Much of the indirection created by SWIG was actually unnecessary. Eiffel in particular supports a very simple external function interface, and we could have avoided one level of indirection in many cases simply by calling the Python/C API functions directly instead of going through SWIG. However, this would have complicated the build process a little bit and increased the overhead (and human error) tremendously as we coded many of the function interfaces by hand. Far better to do a little coding around the macros and let SWIG do its work.

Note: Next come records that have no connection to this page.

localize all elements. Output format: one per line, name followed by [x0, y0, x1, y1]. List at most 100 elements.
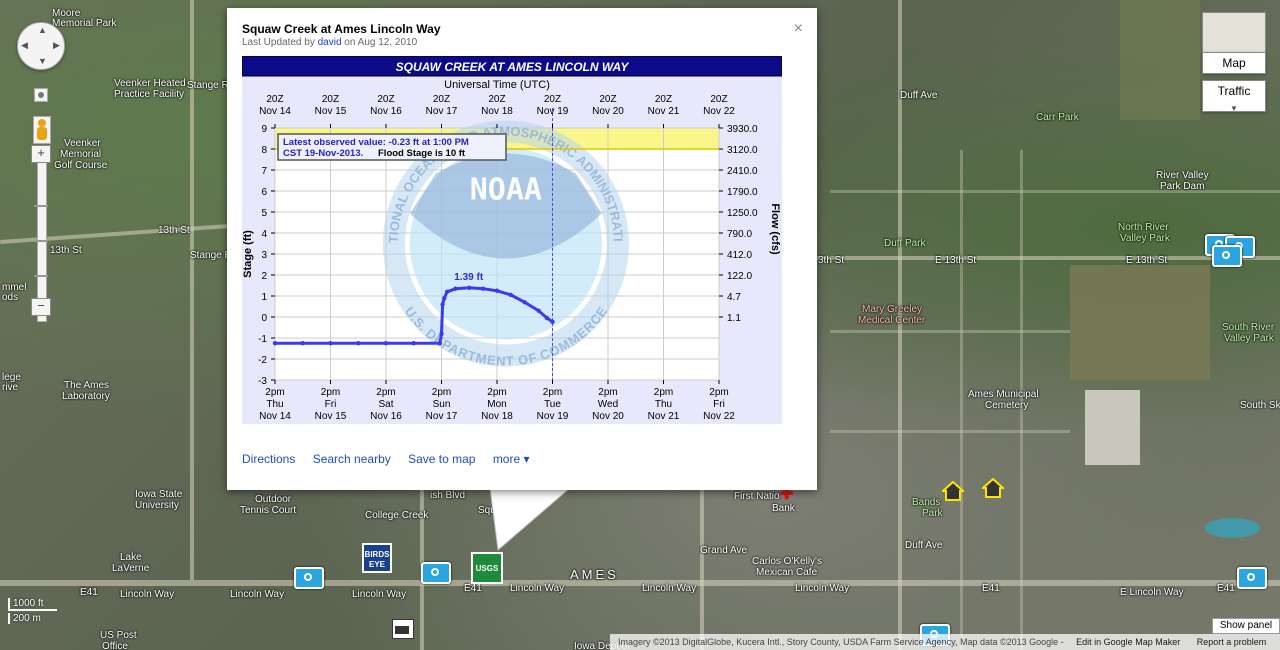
- save-to-map-link[interactable]: Save to map: [408, 452, 476, 466]
- annotation-line1: Latest observed value: -0.23 ft at 1:00 …: [283, 137, 469, 148]
- map-label: Duff Ave: [905, 540, 943, 551]
- map-label: Bank: [772, 503, 795, 514]
- map-label: University: [135, 500, 179, 511]
- y2-tick-label: 3930.0: [727, 124, 758, 135]
- birds-eye-label: BIRDS: [364, 550, 390, 559]
- usgs-marker-icon[interactable]: USGS: [471, 552, 503, 584]
- y2-tick-label: 790.0: [727, 229, 752, 240]
- y2-tick-label: 122.0: [727, 271, 752, 282]
- map-label: First Natio: [734, 491, 780, 502]
- zoom-slider[interactable]: [37, 145, 47, 322]
- close-icon[interactable]: ×: [793, 20, 803, 37]
- show-panel-button[interactable]: Show panel: [1212, 618, 1280, 634]
- map-type-button[interactable]: Map: [1202, 52, 1266, 74]
- map-label: Memorial Park: [52, 18, 117, 29]
- camera-icon[interactable]: [1212, 245, 1242, 267]
- bottom-tick-label: Nov 16: [370, 411, 402, 422]
- stage-point: [300, 341, 305, 346]
- map-label: Park Dam: [1160, 181, 1205, 192]
- top-tick-label: 20Z: [710, 94, 727, 105]
- map-type-thumbnail[interactable]: [1202, 12, 1266, 54]
- y2-tick-label: 1250.0: [727, 208, 758, 219]
- scale-bar: 1000 ft 200 m: [8, 598, 57, 624]
- bottom-tick-label: Tue: [544, 399, 561, 410]
- bottom-tick-label: Nov 20: [592, 411, 624, 422]
- noaa-watermark-gull: [409, 153, 602, 259]
- hydrograph-chart: SQUAW CREEK AT AMES LINCOLN WAY Universal…: [242, 56, 782, 424]
- y-tick-label: 0: [261, 313, 267, 324]
- map-label: Valley Park: [1120, 233, 1170, 244]
- map-label: Office: [102, 641, 128, 650]
- stage-point: [550, 319, 555, 325]
- map-label: Veenker: [64, 138, 101, 149]
- stage-series-line: [275, 286, 554, 345]
- top-tick-label: 20Z: [655, 94, 672, 105]
- zoom-in-button[interactable]: +: [31, 145, 51, 163]
- reset-view-icon[interactable]: [34, 88, 48, 102]
- street-view-pegman-icon[interactable]: [33, 116, 51, 144]
- directions-link[interactable]: Directions: [242, 452, 296, 466]
- bottom-tick-label: 2pm: [321, 387, 340, 398]
- pan-left-icon[interactable]: ◀: [21, 40, 28, 50]
- zoom-out-button[interactable]: −: [31, 298, 51, 316]
- map-label: E 13th St: [1126, 255, 1168, 266]
- map-label: Mary Greeley: [862, 304, 923, 315]
- y-tick-label: 2: [261, 271, 267, 282]
- stage-point: [440, 302, 445, 307]
- pan-control[interactable]: ▲ ▼ ◀ ▶: [17, 22, 65, 70]
- camera-icon[interactable]: [294, 567, 324, 589]
- map-label: rive: [2, 382, 19, 393]
- stage-point: [272, 341, 278, 346]
- map-label: Ames Municipal: [968, 389, 1039, 400]
- map-label: LaVerne: [112, 563, 150, 574]
- stage-point: [411, 341, 416, 346]
- more-link[interactable]: more ▾: [492, 452, 530, 466]
- camera-icon[interactable]: [1237, 567, 1267, 589]
- camera-icon[interactable]: [421, 562, 451, 584]
- traffic-button[interactable]: Traffic ▼: [1202, 80, 1266, 113]
- annotation-box: [277, 133, 507, 161]
- zoom-tick: [34, 205, 48, 207]
- house-icon[interactable]: [982, 478, 1004, 498]
- scale-ft: 1000 ft: [8, 598, 57, 611]
- pan-up-icon[interactable]: ▲: [38, 25, 47, 35]
- map-label: Lincoln Way: [352, 589, 407, 600]
- stage-point: [544, 315, 550, 321]
- map-label: Duff Ave: [900, 90, 938, 101]
- house-icon[interactable]: [942, 481, 964, 501]
- stage-point: [508, 292, 514, 298]
- pan-down-icon[interactable]: ▼: [38, 56, 47, 66]
- map-label: Lake: [120, 552, 142, 563]
- map-label: Practice Facility: [114, 89, 185, 100]
- map-label: mmel: [2, 282, 27, 293]
- updated-user-link[interactable]: david: [317, 37, 342, 48]
- field: [1070, 265, 1210, 380]
- map-label: ods: [2, 292, 19, 303]
- map-label: E41: [982, 583, 1000, 594]
- map-label: lege: [2, 372, 21, 383]
- map-label: Carr Park: [1036, 112, 1079, 123]
- pan-right-icon[interactable]: ▶: [53, 40, 60, 50]
- top-tick-label: Nov 16: [370, 106, 402, 117]
- film-icon[interactable]: [392, 619, 414, 639]
- report-problem-link[interactable]: Report a problem: [1196, 637, 1267, 647]
- birds-eye-label: EYE: [368, 560, 385, 569]
- map-label: Duff Park: [884, 238, 926, 249]
- pond: [1205, 518, 1260, 538]
- y2-tick-label: 4.7: [727, 292, 741, 303]
- top-axis-label: Universal Time (UTC): [444, 79, 550, 91]
- y-tick-label: 5: [261, 208, 267, 219]
- y2-axis-label: Flow (cfs): [769, 203, 781, 255]
- bottom-tick-label: Nov 14: [259, 411, 291, 422]
- birds-eye-icon[interactable]: BIRDS EYE: [362, 543, 392, 573]
- y-tick-label: 1: [261, 292, 267, 303]
- edit-map-maker-link[interactable]: Edit in Google Map Maker: [1076, 637, 1181, 647]
- chevron-down-icon: ▼: [1230, 104, 1238, 113]
- map-label: ish Blvd: [430, 490, 466, 501]
- search-nearby-link[interactable]: Search nearby: [312, 452, 391, 466]
- map-label: Carlos O'Kelly's: [752, 556, 822, 567]
- stage-point: [383, 341, 389, 346]
- map-label: Bands: [912, 497, 941, 508]
- map-label: 3th St: [818, 255, 845, 266]
- map-footer: Imagery ©2013 DigitalGlobe, Kucera Intl.…: [610, 634, 1280, 650]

This still generated some concern, since many of the SWIG overhead calls did absolutely nothing for data conversion--unless a complex structure such as a string or array was involved, SWIG simply assigned temporary variables to the parameters and passed them on to the C function:
Example 6-4. The SWIG wrapping of Py_Xincref
void _wrap_Py_XIncref(void * s_0) { PyObject * _arg0; _arg0 = (PyObject *)s_0; Py_XIncref(_arg0); } |
...but in practice this probably wouldn't be too much of a problem. For one thing, a good optimizing compiler could well avoid the assignment to a temporary; for another, we are after all describing the interface to a rather slow interpreted scripting language, and the overhead of calling functions in Python would very much overwhelm any overhead from simple assignment to a temporary. Data conversion overhead, such as string or array conversion, could cost much more in both time and speed--but the conversion would be necessary in any case.
By now, we had a fair amount of success: SWIG had generated a compilable Eiffel class, PYTHON_CLIENT_WRAPPER, which neatly encapsulated our exported functionality in Eiffel features, so:
Example 6-5. The generated Eiffel feature for Py_XIncref
py_xincref ( o : POINTER ) is external "C" alias "_wrap_Py_XINCREF" end |
However, some higher-level functionality was desired on the Eiffel side, which was easily added with a class descendant.